The Likert Format arises from the scale for measuring attitudes (Kaplan, & Saccuzzo, 2001), the first of which was originated in 1932 by Rensis Likert (Edmondson, 2005). The rationale behind development of the Likert Scale by Rensis Likert was to measure psychological attitudes in a “scientific” way in 1932 and later in 1934 to expand upon the scaling techniques developed by Thurston (Edmondson, 2005). Since Thurston’s scale requires an elaborate procedure and the usage of judges, Likert Scale was easier to conduct while yielding equally satisfactory reliability (Edmondson, 2005; Anastasi, & Urbina, 2002). In their most contemporary form Likert scales are a non-comparative scaling technique and are unidimensional (only measure a single trait) in nature (Bertram, 2007).
Respondents are asked to indicate their level of agreement with a given statement by way of an ordinal scale. Most commonly seen as a 5 point scale ranging from “Strongly Disagree” on one end to “Strongly Agree” on the other with “Neither Agree nor Disagree” in the middle; however, some practitioners advocate the use of 7 and 9 point scales which add additional granularity. Sometimes a 4-point (or other even numbered) scale is used to produce an ipsative (forced choice) measure where no indifferent option is available (Kaplan, & Saccuzzo, 2001).
One of the biggest advantages of Likert Scales is that it does not expect a simple yes or no answer from the respondent, but rather allows for degrees of opinion, and even no opinion at all. Therefore quantitative data can be obtained, which can be analyzed with relative ease (Edmondson, 2005; Anastasi, & Urbina, 2002). Also according to Bertram (2007) Likert scales are simple to construct, more likely to produce a highly reliable scale, and most importantly, easy to read and complete for participants. However, there are several issues that may affect the reliability of the Likert scale, some of which are discussed in more detail.
Issue of Use of Judge
Even though Likert scale was originally created in order to alleviate the use of judges, the procedure for rating the items after generating them still requires for an expert to give rating to that item (Edmondson, 2005).
Issues of Response Obtained
According to Chang (1994) response condition, respondent’s attitude and the attitude reflected by the items determine the responses on a Likert scale.
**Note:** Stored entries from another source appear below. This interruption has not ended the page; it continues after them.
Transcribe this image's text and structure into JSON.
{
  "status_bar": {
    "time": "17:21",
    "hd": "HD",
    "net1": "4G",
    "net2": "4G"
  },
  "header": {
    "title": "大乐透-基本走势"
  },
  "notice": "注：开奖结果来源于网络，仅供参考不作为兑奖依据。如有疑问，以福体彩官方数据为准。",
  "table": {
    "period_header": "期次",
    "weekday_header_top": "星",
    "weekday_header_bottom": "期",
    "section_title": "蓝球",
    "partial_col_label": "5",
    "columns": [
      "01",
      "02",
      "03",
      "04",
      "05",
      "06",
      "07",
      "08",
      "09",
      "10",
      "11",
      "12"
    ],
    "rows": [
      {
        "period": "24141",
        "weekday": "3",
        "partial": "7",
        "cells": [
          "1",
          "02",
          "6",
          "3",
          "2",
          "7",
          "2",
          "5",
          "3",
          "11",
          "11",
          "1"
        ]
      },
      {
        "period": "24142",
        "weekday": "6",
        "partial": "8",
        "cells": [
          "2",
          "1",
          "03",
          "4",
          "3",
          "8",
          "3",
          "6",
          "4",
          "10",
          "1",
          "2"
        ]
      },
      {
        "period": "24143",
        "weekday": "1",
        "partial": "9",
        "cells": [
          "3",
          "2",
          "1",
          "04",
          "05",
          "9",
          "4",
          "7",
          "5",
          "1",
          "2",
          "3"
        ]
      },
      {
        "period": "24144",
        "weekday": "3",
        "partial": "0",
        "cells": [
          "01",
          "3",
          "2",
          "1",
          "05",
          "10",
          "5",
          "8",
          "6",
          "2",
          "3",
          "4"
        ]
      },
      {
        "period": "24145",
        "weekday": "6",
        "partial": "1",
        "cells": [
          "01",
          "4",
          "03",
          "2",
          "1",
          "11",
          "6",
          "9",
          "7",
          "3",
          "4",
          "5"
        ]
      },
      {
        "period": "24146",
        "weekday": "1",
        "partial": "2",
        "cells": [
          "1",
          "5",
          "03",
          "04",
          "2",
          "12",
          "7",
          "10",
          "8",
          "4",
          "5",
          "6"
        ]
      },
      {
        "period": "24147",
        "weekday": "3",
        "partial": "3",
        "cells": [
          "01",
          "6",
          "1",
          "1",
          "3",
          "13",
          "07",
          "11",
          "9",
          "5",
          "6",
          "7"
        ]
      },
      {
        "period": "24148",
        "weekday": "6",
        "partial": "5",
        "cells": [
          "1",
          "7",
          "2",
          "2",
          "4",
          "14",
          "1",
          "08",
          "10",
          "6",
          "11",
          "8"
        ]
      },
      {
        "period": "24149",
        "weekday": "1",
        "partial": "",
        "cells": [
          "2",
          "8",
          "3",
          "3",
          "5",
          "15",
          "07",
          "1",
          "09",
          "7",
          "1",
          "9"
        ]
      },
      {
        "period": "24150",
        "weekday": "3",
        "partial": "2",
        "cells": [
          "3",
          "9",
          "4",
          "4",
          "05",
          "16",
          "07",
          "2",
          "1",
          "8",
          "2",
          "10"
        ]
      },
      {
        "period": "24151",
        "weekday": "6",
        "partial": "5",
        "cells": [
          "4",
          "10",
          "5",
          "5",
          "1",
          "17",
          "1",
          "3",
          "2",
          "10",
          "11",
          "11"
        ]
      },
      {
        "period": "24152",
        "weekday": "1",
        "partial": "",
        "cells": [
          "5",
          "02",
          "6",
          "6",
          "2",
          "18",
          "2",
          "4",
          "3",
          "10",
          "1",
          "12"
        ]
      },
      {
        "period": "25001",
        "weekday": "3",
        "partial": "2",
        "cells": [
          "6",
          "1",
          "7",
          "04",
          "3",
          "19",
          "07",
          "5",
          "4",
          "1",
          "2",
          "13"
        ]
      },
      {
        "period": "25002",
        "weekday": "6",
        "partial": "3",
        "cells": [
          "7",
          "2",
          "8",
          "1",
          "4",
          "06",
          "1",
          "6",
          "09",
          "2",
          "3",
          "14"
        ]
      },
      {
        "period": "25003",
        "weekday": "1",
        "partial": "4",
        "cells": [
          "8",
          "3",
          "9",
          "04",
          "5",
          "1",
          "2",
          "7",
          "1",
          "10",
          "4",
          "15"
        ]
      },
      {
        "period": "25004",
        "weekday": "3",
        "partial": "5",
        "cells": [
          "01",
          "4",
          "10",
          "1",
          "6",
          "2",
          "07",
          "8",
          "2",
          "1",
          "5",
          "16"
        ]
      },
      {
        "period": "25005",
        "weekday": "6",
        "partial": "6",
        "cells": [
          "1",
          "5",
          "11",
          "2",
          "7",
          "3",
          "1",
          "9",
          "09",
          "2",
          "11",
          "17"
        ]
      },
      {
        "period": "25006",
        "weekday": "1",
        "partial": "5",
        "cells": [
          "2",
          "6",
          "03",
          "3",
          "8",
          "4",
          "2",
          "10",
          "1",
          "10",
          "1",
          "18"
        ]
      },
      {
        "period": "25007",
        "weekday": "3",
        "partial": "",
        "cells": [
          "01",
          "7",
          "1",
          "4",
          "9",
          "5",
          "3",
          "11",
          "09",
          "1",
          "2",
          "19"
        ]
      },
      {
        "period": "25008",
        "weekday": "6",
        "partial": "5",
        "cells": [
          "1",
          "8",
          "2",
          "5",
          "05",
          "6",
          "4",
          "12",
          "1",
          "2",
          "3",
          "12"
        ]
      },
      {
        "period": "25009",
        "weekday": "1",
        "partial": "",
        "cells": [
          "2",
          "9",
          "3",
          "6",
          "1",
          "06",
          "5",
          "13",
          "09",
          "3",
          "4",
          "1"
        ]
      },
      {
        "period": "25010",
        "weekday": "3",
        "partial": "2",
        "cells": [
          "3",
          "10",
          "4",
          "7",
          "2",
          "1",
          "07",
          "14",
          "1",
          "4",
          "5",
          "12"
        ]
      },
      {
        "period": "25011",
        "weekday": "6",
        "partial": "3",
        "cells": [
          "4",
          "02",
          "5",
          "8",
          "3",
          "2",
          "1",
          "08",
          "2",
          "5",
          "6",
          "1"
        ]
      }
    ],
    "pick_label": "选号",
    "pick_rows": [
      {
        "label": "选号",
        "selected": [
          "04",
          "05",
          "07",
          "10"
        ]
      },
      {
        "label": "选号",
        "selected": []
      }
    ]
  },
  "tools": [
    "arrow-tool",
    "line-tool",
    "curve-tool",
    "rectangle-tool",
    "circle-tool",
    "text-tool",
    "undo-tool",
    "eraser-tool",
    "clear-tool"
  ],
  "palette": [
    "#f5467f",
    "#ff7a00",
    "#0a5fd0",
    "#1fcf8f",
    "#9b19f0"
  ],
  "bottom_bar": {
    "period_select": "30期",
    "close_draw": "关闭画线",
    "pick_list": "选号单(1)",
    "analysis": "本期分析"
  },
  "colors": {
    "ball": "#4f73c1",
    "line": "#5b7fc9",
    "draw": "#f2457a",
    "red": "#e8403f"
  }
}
Heterogeneity of the reference frames people employ, would need to be assessed when responding to a Likert Scale, such as experiences with research and quantitative methodology (Chang, 1994). Other issues that may occur are central tendency bias, that is, participants may avoid extreme response categories. There may also be acquiescence bias in which participants may agree with statements as presented in order to “please” the experimenter, participants may base answers on feelings toward surveyor or subject may answer according to what they feel is expected of them as participants. They may experience social desirability bias-portray themselves in a more socially favorable light rather than being honest (Kim, 2010).
Issue of Statistics
Another major issue with the use of the Likert scale is the assumption by the researchers that it is an interval scale, even though when it is truly an ordinal scale (Edmondson, D.R., 2005). This assumption leads researchers into employing statistical strategies to attain mean and standard deviation even though they are inappropriate for ordinal data. Thus the legitimacy of assuming an interval scale for Likert- type categories is an important issue, since the appropriate descriptive and inferential statistics differ for ordinal and interval variables and if the wrong statistical technique is used, the researcher increases the chance of coming to the wrong conclusion about the significance of the research (Jamieson, 2004). Another factor that affects the inferential statistics from likert scale is that the scaling presumes that there is an underlying (or latent or natural) continuous variable, the value of which, characterizes the respondents’ attitudes and opinions. The measurement scale would be an interval scale if it were possible to measure the latent variable directly (Claso & Dormody, 1989).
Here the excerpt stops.